Pajamas media: “Is the Undiebomber Obama's Katrina?” A December 29 Pajamas Media blog post titled “Is the Undiebomber Obama's Katrina?” asserted: “No doubt, Obama's poll numbers aren't going to be helped by this Jan-caused disaster. But I doubt if the fallout they'll face will be as severe as what the Bush administration went through due to Katrina, simply because the media will never gin up a news storm against the man they helped to elect that's anywhere near as powerful as the one they created to accompany Katrina.”
Housing policies in Chicago: “Obama's Katrina”
Kaus: “Obama's Katrina.” Slate blogger Mickey Kaus linked to a Boston Globe article about Obama's Chicago housing policies as a state senator, headlining his post “Obama's Katrina.” Kaus later updated, concluding: After all, Obama's career has been unusually limited for a presidential contender. Housing and “community development” has been a big part of it. If the result has been a disaster in which Obama's friends made lots of money while his poor constituents lived in dangerous squalor, that seems like a big warning sign, no? At least an expectations-lowerer! George W. Bush, in contrast, hadn't dedicated a large chunk of his life to FEMA."

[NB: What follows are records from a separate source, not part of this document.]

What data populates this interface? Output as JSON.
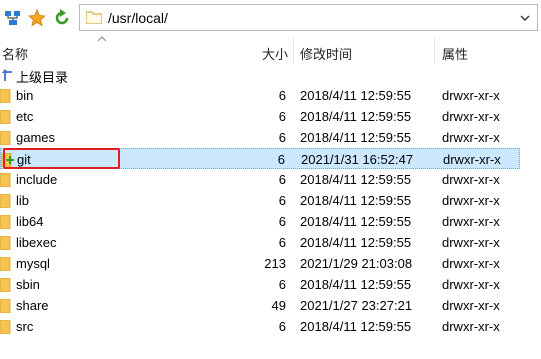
{
  "toolbar": {
    "path": "/usr/local/"
  },
  "columns": {
    "name": "名称",
    "size": "大小",
    "modified": "修改时间",
    "attributes": "属性"
  },
  "parent": {
    "label": "上级目录"
  },
  "rows": [
    {
      "name": "bin",
      "size": "6",
      "date": "2018/4/11 12:59:55",
      "perm": "drwxr-xr-x"
    },
    {
      "name": "etc",
      "size": "6",
      "date": "2018/4/11 12:59:55",
      "perm": "drwxr-xr-x"
    },
    {
      "name": "games",
      "size": "6",
      "date": "2018/4/11 12:59:55",
      "perm": "drwxr-xr-x"
    },
    {
      "name": "git",
      "size": "6",
      "date": "2021/1/31 16:52:47",
      "perm": "drwxr-xr-x"
    },
    {
      "name": "include",
      "size": "6",
      "date": "2018/4/11 12:59:55",
      "perm": "drwxr-xr-x"
    },
    {
      "name": "lib",
      "size": "6",
      "date": "2018/4/11 12:59:55",
      "perm": "drwxr-xr-x"
    },
    {
      "name": "lib64",
      "size": "6",
      "date": "2018/4/11 12:59:55",
      "perm": "drwxr-xr-x"
    },
    {
      "name": "libexec",
      "size": "6",
      "date": "2018/4/11 12:59:55",
      "perm": "drwxr-xr-x"
    },
    {
      "name": "mysql",
      "size": "213",
      "date": "2021/1/29 21:03:08",
      "perm": "drwxr-xr-x"
    },
    {
      "name": "sbin",
      "size": "6",
      "date": "2018/4/11 12:59:55",
      "perm": "drwxr-xr-x"
    },
    {
      "name": "share",
      "size": "49",
      "date": "2021/1/27 23:27:21",
      "perm": "drwxr-xr-x"
    },
    {
      "name": "src",
      "size": "6",
      "date": "2018/4/11 12:59:55",
      "perm": "drwxr-xr-x"
    }
  ],
  "icons": {
    "toolbar": [
      "network-drive-icon",
      "favorites-star-icon",
      "refresh-icon"
    ],
    "row": "folder-icon",
    "selected_badge": "new-plus-icon"
  },
  "colors": {
    "selection": "#cce8ff",
    "highlight": "#e02020",
    "folder": "#f6c453"
  }
}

Congressional Committees criticized Bush's response to Katrina
Bush admininstration “failed to lead an effective response” to Katrina. The Senate report concluded that the Department of Homeland Security (DHS) “failed to lead an effective federal response to Hurricane Katrina” and listed specific steps that Homeland Security Secretary Michael Chertoff failed to take both before and after the storm. The Special Report stated: “Secretary Chertoff failed to make ready the full range of federal assets pursuant to DHS's responsibilities under the National Response Plan (NRP)” and “failed to appoint a Principal Federal Official (PFO), the official charged with overseeing the federal response under the NRP, until 36 hours after landfall.”
Mike Brown was “hostile” to response plan. The Special Report further concluded that Michael Brown, the Principal Federal Officer that Chertoff eventually chose, “was hostile to the federal government's agreed-upon response plan and therefore was unlikely to perform effectively in accordance with its principles.”

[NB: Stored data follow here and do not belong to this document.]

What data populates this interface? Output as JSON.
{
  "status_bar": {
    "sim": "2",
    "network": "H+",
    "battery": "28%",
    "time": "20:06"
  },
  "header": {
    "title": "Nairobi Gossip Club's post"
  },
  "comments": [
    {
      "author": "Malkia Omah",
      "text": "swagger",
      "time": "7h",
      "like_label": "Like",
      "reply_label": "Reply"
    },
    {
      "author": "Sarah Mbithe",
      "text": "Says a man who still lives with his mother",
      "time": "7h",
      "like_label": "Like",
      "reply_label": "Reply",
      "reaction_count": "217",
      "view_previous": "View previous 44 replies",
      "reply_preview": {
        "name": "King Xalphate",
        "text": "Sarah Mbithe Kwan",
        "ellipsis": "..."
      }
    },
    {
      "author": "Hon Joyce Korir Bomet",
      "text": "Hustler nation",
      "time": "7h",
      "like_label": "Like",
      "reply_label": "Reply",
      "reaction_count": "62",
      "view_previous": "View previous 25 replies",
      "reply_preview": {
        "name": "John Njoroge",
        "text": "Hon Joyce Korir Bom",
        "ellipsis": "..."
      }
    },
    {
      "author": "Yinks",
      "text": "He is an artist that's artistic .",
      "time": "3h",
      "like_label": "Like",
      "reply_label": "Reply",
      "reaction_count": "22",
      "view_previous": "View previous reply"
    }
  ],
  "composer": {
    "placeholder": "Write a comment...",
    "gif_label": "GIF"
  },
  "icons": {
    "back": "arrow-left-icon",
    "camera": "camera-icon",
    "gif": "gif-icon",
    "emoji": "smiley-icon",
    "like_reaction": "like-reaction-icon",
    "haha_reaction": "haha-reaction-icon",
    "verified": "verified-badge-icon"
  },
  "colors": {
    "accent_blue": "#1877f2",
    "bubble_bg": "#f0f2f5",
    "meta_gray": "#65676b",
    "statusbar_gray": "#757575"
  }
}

Suffering “continued longer than it should have” due to “the failure of government at all levels.” The Senate report further stated that “the suffering that continued in the days and weeks after the storm passed did not happen in a vacuum; instead, it continued longer than it should have because of -- and was in some cases exacerbated by -- the failure of government at all levels to plan, prepare for, and respond aggressively to the storm. These failures were not just conspicuous; they were pervasive.”

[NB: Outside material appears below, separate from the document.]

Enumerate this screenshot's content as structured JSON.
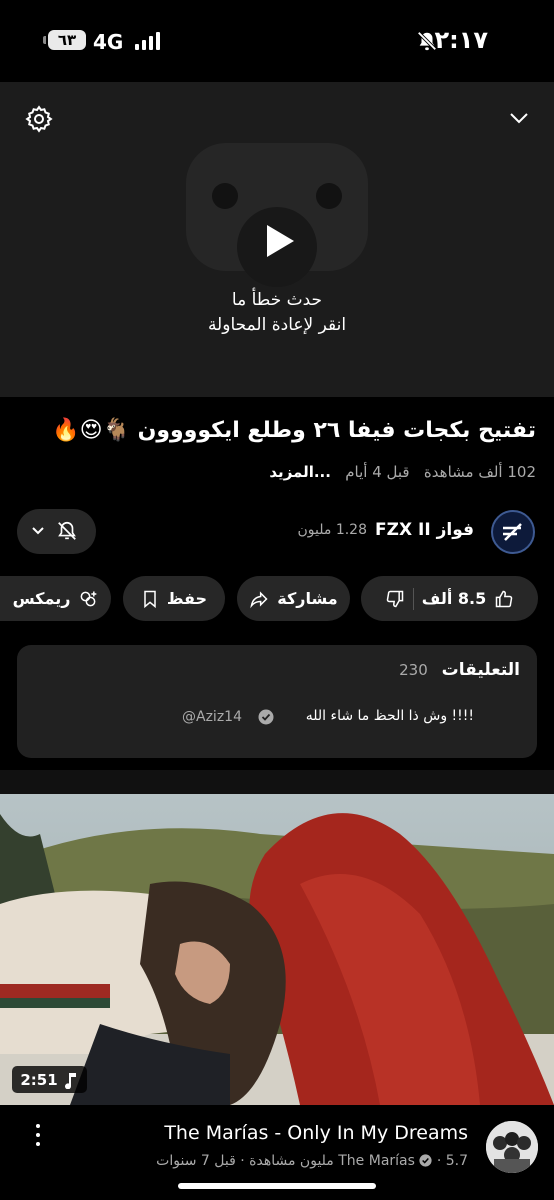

Bush admininstration “not prepared to respond” to disaster. The House's Select Bipartisan Committee to Investigate the Preparation for and Response to Hurricane Katrina, which released its final report on February 15, 2006, found that “DHS was not prepared to respond to the catastrophic effects of Hurricane Katrina.” The report also found that “critical elements of the National Response Plan,” parts of which Chertoff was responsible for, “were executed late, ineffectively, or not at all,” and that "[f]ederal agencies, including DHS, had varying degrees of unfamiliarity with their roles and responsibilities under the National Response Plan and National Incident Management System." The report concluded:
We are left scratching our heads at the range of inefficiency and ineffectiveness that characterized government behavior right before and after this storm. But passivity did the most damage. The failure of initiative cost lives, prolonged suffering, and left all Americans justifiably concerned our government is no better prepared to protect its people than it was before 9/11, even if we are.